On a parallel and closely related tract, Martín has introduced a new master's of law program at the University of Palermo in which rights-relevant legal theory and independent legal scholarship are emphasized. The students are also engaged in actual cases, in a process in which an ethic that makes the pro bono defense of human rights a prestigious and "normal" part of lawyer's work is carefully nurtured.
Martín is also creating an Association for Civil Rights to coordinate rights promotion by individual lawyers and human rights organizations, including the Center for Legal and Social Studies, which is directed by Ashoka Fellow Martín Abregu. Martín (Bohmer) expects the Association to make important contributions to the identification of promising test cases, the development of appropriate legal strategies and the enlistment of the energies and commitments of growing numbers of lawyers in meaningful, pro bono work.
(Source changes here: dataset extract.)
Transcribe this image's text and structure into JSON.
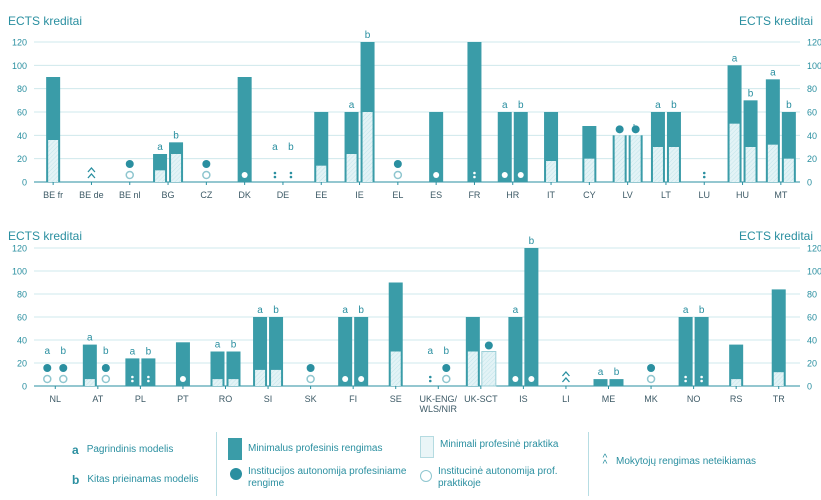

The years that Martín spent as a university student coincided with the renewal of democracy in Argentina and attendant dramatic changes both in the prevailing climate for human rights protection and the strategies that could be effectively employed in advancing human rights causes. Following his father's path, Martín studied law and entered the legal profession. But he soon chafed at the thought of pursuing a traditional career in a conservative, and often uncritical, profession that, at its worst, had condoned the excesses of Argentina's authoritarian regimes and, even at its best, had generally distanced itself from protecting and enlarging the rights of the public at large.
In Argentina, Martín was repeatedly exposed to the use of law to frustrate attempts to change norms and correct social and political abuses, and a brief stint in private legal practice convinced him that a commitment to the public interest was largely absent in the legal profession. But his eyes were opened by a period of study at the Yale Law School, which introduced him to the possibilities of critical scholarship and public interest work and the effectiveness of such work in producing positive social change. In the Yale classroom, he was introduced to new theoretical concepts and unfamiliar legal disciplines and to the use of law as a tool for advancing human rights. Outside the classroom, he was exposed to the work of legal clinics (as a participant in Yale's immigration clinic) and law journals (through his association with The Journal of Law and Feminism). He was also both astonished and inspired by his fellow students' interest in pro bono work and by the willingness of law firms to offer public interest sabbaticals to prospective employees.
Upon completing his master's program at Yale, Martín returned to Argentina with a firm and well-fortified resolve to dedicate his life's work to transforming that country's legal profession into a powerful and effective instrument for promoting human rights. By mid-1995, he had created the necessary platform and infrastructure at the University of Palermo in Buenos Aires and marshaled key in-kind support. He is now devoting his full energies time to realizing his vision of a profession that is in the vanguard of human rights and public interest endeavors.